The themes of these drawings vary from Ramayana and Mahabharata to Catholic and Buddhist stories. The source of these pictures also varies from Ajanta caves in Maharashtra to Mattancherry Palace. Some of the notable examples of these murals are the indirect depiction of Lord Krishna lifting Govardhana hill, Lord Ram and Sita in hermitage of Panchavadi with Laxmana, three Magi from the east arriving at the news of divine birth, depiction of aquatic animals, the family deity of Thripunithura Kovilakam- The Santhana Gopalakrishnan on Anandasana and Padma Pani Bodhisattva.
This floor has also a room dedicated to Vasudeva Raja. The room has photographs of Vasudeva Raja and mirror paintings of Vasudeva Raja and Lady Vasudeva Raja. It also has the Royal Coat, Methiyadi and Turban of Vasudeva Raja.
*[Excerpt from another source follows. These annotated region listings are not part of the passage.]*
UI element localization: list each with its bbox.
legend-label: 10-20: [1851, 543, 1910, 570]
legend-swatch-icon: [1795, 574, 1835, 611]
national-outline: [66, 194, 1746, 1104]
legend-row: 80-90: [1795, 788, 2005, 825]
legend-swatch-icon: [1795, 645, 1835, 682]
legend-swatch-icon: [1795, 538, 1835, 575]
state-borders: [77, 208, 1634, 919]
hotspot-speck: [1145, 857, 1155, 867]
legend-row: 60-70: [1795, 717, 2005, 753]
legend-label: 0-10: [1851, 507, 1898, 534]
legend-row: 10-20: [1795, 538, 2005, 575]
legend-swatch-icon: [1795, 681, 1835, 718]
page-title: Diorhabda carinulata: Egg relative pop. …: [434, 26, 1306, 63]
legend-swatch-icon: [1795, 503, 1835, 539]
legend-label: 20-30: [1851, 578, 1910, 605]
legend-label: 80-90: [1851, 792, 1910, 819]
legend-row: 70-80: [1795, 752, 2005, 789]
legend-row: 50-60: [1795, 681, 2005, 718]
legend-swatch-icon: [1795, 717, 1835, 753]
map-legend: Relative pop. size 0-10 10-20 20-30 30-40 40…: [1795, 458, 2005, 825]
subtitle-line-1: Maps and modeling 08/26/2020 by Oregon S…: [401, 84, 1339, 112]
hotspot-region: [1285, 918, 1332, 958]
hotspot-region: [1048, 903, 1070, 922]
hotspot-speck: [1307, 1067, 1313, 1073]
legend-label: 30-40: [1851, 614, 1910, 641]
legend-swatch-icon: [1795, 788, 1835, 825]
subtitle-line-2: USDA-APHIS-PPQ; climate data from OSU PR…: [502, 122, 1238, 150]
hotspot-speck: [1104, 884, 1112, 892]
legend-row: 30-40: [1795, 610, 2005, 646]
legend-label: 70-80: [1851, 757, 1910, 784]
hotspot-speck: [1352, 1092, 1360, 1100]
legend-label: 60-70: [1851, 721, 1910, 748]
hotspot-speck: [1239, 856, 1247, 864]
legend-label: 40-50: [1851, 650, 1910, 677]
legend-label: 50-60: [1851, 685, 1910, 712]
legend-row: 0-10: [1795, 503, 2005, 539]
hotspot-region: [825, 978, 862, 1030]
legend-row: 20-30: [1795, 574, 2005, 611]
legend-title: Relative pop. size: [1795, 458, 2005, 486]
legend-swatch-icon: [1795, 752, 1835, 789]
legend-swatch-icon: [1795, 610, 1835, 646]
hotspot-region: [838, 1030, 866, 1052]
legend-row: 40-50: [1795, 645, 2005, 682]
These are items which were handed over to the government by the Royal family.
As a part of creating awareness among the masses and also to popularize the rich Kerala culture, the museum authority now comes up with plans to take the museum en masse to the general public. They now allow photo shoot and even videos outside the palace, in the beautifully managed gardens. Though the aim of popularizing the ancient culture and rich past has not been fully achieved yet, people are now interested to come here and feel the tradition of the glorious past. They take the beauty of this alluring palace and its premises to the outside world through photos and videos.